Debugging Elfeed with DTrace

If you don’t follow Chris Wellons over at nullprogram.com, you really should. Wellons always has interesting posts, and often discusses fascinating technical details. He’s shown me how to do things that I didn’t know Emacs could do like rendering fractals. His posts on the Elfeed DSL implementation and working with Emacs strings are brilliant and every Elisp programmer should study them.

A while back, he got a bug report about Elfeed occasionally failing. The bug was not reproducible and Wellons couldn’t get it to happen on his machine at all. I’ve also never experienced it so it’s not common. That makes it particularly hard to debug.

Wellons knew that the problem was somewhere between Curl, which takes care of downloading the RSS XML, and Elfeed. It could be in Curl, in Emacs, or in Elfeed itself. Wellons realized pretty quickly that what he needed was DTrace but that’s not available on Linux, which he uses, so he decided to install FreeBSD on a Raspberry Pi that he had sitting around and do his debugging there.
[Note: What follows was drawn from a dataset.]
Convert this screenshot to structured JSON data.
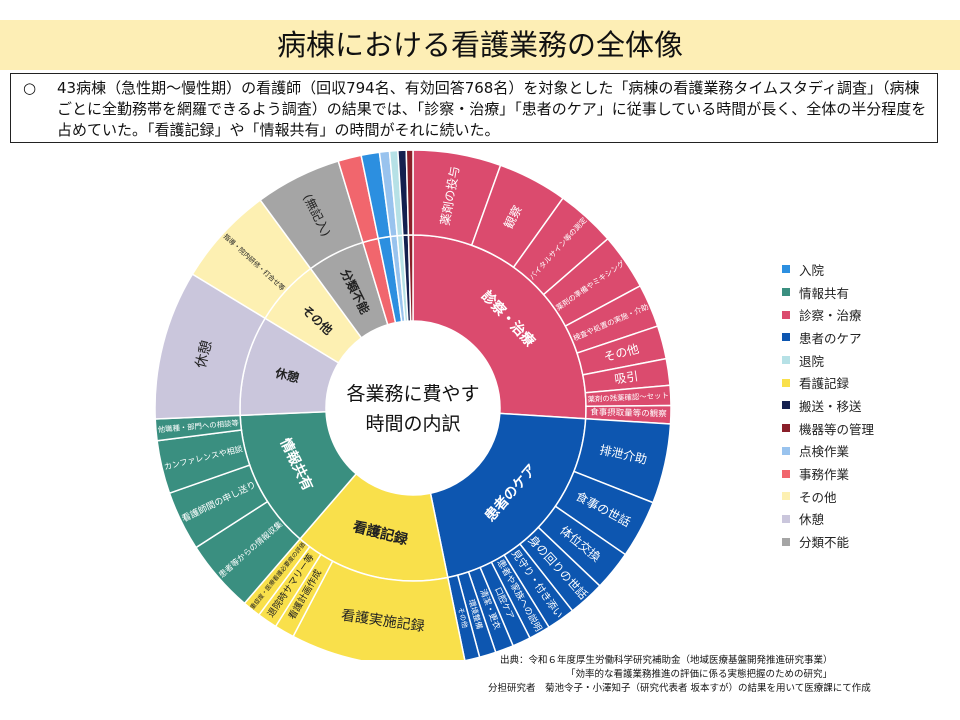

Serendipitously, that had the added benefit that it caused to bug fire reasonably reliability. Using DTrace, he was able to discover what was happening. Be sure to follow the link and discover what that was and see the details of his debugging. One of the unexpected benefits of his fix that affects us all is that Elfeed is now much faster. I saw a dramatic increase in the speed of Elfeed’s RSS downloading. Until I read his post, I didn’t know what had happened.

This is a great post and I learned some new things from it. You probably will too so it’s definitely worth your while.

Update [2018-01-25 Thu 13:03]: Insert missing comma so the sentence makes sense.